In Part V, both Jude’s and Sue’s divorces come through, but Sue avoids their possible marriage. She calls marriage a “sordid contract” and a “hopelessly vulgar” institution, and she fears that an “iron contract should extinguish” all tenderness between them, reinforcing Hardy’s negative view of the nature of marriage. Most of Sue’s views on marriage are given in parts V and VI. She feels that the contractual nature of it will kill all impulse and romance; “it is foreign to a man’s nature to go on loving a person when he is told that he must and shall be a person’s lover,” (193).
The visit to the unclean registry office in part V, chapter 4 is horrifying for her, and she shows abhorrence to the ordinary church wedding.

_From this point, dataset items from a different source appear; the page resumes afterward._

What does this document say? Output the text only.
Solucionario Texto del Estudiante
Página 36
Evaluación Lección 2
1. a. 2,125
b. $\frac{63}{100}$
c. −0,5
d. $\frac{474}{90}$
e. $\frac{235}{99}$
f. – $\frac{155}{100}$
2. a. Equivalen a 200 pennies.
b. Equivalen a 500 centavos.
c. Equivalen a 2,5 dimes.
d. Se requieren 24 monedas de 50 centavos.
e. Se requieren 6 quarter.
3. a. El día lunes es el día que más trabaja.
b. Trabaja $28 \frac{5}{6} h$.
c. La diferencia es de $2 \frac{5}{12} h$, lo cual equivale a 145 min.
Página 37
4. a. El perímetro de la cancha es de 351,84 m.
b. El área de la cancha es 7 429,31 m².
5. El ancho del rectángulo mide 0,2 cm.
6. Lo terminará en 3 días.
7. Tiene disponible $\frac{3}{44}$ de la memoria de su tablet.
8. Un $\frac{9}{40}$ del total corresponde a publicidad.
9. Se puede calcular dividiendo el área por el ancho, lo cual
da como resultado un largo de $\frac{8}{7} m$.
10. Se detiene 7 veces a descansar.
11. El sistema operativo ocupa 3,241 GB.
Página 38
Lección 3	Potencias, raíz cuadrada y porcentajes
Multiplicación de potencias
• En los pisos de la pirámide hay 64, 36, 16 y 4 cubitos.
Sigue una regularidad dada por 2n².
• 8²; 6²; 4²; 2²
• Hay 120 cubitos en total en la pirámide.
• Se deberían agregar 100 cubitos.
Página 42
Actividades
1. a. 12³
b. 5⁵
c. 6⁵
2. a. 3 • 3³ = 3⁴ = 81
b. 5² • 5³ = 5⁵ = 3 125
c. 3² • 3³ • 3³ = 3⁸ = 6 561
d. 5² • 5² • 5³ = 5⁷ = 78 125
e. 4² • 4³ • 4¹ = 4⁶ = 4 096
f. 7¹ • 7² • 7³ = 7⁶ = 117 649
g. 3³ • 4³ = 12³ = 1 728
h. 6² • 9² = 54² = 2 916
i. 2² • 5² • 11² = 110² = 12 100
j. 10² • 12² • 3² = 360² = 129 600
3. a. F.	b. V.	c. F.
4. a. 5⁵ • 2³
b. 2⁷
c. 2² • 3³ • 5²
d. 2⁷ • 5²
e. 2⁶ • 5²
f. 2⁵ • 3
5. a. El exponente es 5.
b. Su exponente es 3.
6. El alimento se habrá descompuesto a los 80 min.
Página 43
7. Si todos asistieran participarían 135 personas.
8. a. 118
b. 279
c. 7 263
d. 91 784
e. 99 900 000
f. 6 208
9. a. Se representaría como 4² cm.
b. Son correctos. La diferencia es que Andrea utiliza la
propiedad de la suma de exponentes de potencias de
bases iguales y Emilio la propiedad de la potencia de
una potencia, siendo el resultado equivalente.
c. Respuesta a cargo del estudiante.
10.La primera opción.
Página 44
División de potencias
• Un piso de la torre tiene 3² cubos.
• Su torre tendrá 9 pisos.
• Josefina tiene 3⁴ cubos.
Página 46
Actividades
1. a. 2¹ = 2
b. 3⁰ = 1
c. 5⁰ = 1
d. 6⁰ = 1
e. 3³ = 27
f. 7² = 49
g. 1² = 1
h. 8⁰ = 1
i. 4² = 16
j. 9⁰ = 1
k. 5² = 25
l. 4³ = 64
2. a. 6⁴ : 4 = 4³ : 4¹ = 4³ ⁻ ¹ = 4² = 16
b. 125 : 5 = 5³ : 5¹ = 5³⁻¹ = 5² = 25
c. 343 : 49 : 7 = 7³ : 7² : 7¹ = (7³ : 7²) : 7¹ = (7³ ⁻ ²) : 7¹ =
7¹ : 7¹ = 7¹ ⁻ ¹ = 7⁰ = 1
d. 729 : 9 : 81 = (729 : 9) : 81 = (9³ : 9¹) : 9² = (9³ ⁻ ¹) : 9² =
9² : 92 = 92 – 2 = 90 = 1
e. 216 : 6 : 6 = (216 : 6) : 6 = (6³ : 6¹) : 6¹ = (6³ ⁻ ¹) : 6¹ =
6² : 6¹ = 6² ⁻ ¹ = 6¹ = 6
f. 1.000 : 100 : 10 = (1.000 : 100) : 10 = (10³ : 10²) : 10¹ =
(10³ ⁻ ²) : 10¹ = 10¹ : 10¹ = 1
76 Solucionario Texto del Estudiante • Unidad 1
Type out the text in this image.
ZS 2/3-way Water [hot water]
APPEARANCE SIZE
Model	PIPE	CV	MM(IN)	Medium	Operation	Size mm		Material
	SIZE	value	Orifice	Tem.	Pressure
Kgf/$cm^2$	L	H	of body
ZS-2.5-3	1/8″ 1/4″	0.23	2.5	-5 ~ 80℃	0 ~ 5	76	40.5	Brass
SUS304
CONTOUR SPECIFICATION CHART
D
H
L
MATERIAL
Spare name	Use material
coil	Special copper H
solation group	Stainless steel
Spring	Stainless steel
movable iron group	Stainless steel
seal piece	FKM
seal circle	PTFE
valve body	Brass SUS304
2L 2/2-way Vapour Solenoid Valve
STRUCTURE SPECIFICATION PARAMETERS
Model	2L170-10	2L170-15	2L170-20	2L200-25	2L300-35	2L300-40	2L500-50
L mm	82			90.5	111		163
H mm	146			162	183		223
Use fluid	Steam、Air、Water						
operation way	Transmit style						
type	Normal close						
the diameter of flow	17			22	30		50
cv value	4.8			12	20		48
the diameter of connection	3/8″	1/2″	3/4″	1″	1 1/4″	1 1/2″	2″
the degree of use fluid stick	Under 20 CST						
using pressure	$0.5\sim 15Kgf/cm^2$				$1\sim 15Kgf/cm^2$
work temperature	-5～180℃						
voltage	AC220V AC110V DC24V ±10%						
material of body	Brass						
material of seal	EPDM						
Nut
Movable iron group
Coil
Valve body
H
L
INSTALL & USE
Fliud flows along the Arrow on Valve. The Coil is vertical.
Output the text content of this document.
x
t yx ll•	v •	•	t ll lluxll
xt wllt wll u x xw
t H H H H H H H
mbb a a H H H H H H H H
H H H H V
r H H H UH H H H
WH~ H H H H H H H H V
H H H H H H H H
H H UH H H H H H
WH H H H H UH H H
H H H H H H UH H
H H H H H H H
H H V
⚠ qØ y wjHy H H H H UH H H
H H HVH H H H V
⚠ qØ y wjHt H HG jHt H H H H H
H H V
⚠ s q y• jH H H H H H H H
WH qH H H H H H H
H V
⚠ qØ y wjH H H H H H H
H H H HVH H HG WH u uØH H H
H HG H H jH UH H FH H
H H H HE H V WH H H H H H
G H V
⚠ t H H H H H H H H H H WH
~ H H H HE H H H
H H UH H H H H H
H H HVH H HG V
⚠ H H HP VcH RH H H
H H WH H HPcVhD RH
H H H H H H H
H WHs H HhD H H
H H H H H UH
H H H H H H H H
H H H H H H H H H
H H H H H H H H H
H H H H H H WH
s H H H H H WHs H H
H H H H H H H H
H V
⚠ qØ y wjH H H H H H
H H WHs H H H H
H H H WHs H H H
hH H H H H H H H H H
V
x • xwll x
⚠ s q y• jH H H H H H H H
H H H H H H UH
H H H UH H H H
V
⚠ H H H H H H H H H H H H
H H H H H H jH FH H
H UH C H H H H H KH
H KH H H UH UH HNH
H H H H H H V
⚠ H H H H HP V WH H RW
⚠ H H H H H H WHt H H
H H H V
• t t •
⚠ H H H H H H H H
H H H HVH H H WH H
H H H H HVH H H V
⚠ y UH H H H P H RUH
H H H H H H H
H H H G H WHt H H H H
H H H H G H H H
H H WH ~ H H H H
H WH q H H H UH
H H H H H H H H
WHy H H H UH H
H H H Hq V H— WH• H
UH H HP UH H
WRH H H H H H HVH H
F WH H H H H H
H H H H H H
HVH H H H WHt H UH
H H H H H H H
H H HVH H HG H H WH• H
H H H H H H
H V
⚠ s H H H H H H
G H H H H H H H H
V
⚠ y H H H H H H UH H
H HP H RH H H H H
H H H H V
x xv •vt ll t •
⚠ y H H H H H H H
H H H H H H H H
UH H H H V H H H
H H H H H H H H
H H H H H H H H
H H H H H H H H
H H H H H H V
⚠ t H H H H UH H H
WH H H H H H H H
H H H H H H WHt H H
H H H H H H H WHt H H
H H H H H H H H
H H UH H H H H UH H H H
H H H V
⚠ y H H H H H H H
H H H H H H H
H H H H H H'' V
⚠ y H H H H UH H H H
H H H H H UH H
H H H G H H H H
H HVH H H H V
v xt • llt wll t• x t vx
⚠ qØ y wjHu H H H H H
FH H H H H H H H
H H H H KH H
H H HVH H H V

She sees it in terms of a sacrifice of the bride: “the flowers in the bride’s hand are sadly like the garland which decked the heifers of sacrifice in olden times,” (215). Sue’s views on marriage are rather extreme, and they represent a push away from the norms of marriage. Hardy also raises some valid arguments of the overly rigid attitude of society towards the unmarried and the unconventional.
Phillotson’s humanity and charity in letting Sue go scandalizes the school authorities, and his career is ruined. A kind, decent man who was only trying to be fair is scorned by society’s intolerance. Sue and Jude also became the subject of cruel gossip at Aldbrickham: the neighbors ignore them, Little Father Time is taunted at school, Jude loses his job, and the family is forced into a nomadic existence. Hardy is pushing the fact that society is vindictive and intolerant of those who deviate from its normal codes of living and marriage.
Hardy repeatedly emphasizes that marriage involves making a commitment that many people are emotionally unfit to fulfill, and this thought comes from the narrator, but it is also expressed by Sue, Jude, Phillotson, and Widow Edlin through the whole novel. Although the custom of marriage is such a central theme pressed by Hardy, he conflicts against other conventions in his society like education and social class which ultimately show a huge theme of fighting against the norm.